Questo stato d'animo era stato intercettato ancora prima dell'inizio di questo Europeo dalla campagna pubblicitaria di Adidas che riguardava la Nazionale inglese, e in particolare Jude Bellingham. Una carrellata di tifosi inglesi disperati, distrutti dopo una sconfitta. Teste scosse in segno di disappunto, tazzine da tè in frantumi sul pavimento, David Beckham che guarda la pioggia. La Nazionale inglese in rovina, se non fosse per l'arrivo di Jude Bellingham, l'uomo della provvidenza."Hey Jude, prendi una canzone triste e migliorala". Appare Bellingham e la celebre canzone, scritta da Paul McCartney, da malinconica diventa impetuosa.
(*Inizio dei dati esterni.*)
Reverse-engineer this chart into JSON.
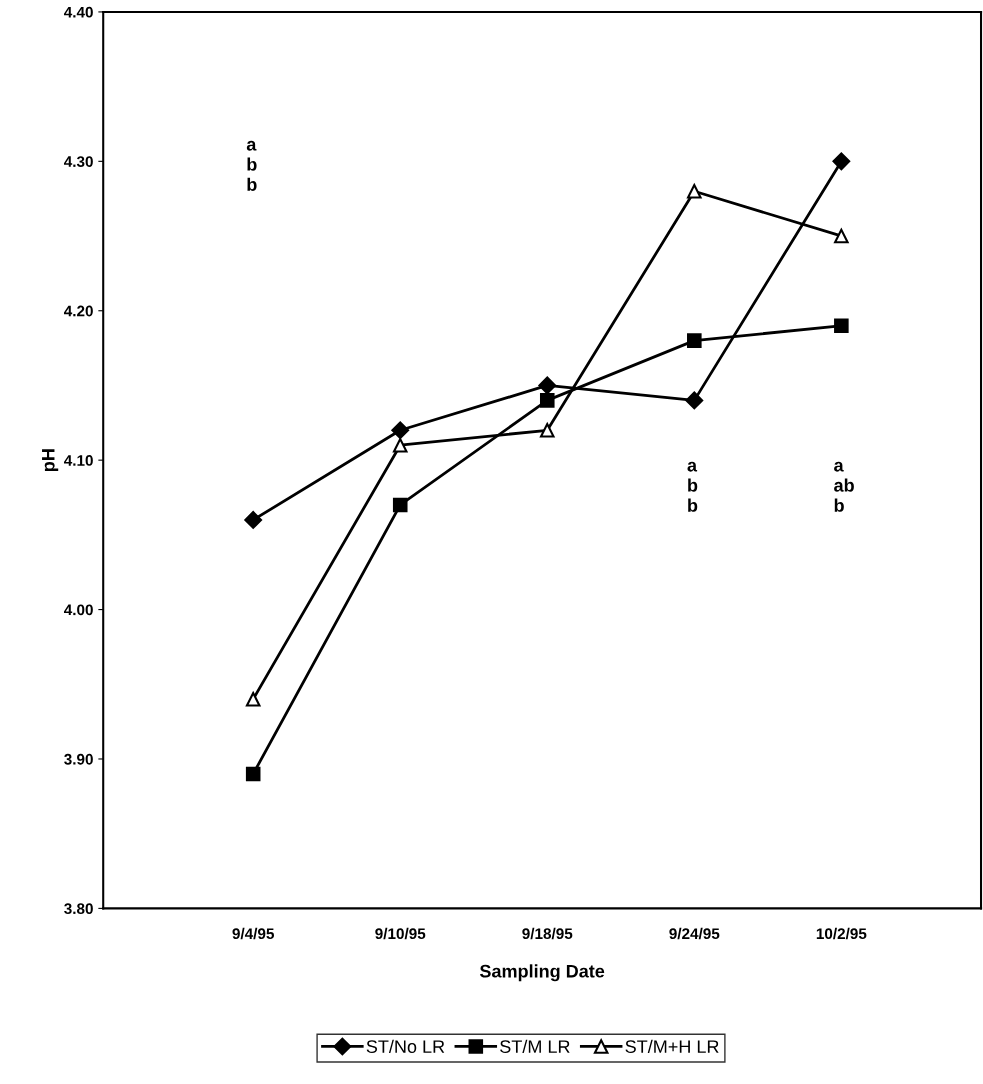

I tifosi iniziano ad esultare, si abbracciano, Frank Lampard guarda l'orizzonte con uno sguardo fiducioso.

Con la rovesciata alla Slovacchia, Jude Bellingham ha portato la finzione nella realtà, salvando l'Inghilterra. A lui, adesso, gli inglesi si aggrappano per arrivare al compimento del destino manifesto, alla vittoria di un trofeo internazionale. Nonostante la tradizione, nonostante i traumi, nonostante - soprattutto - Gareth Southgate.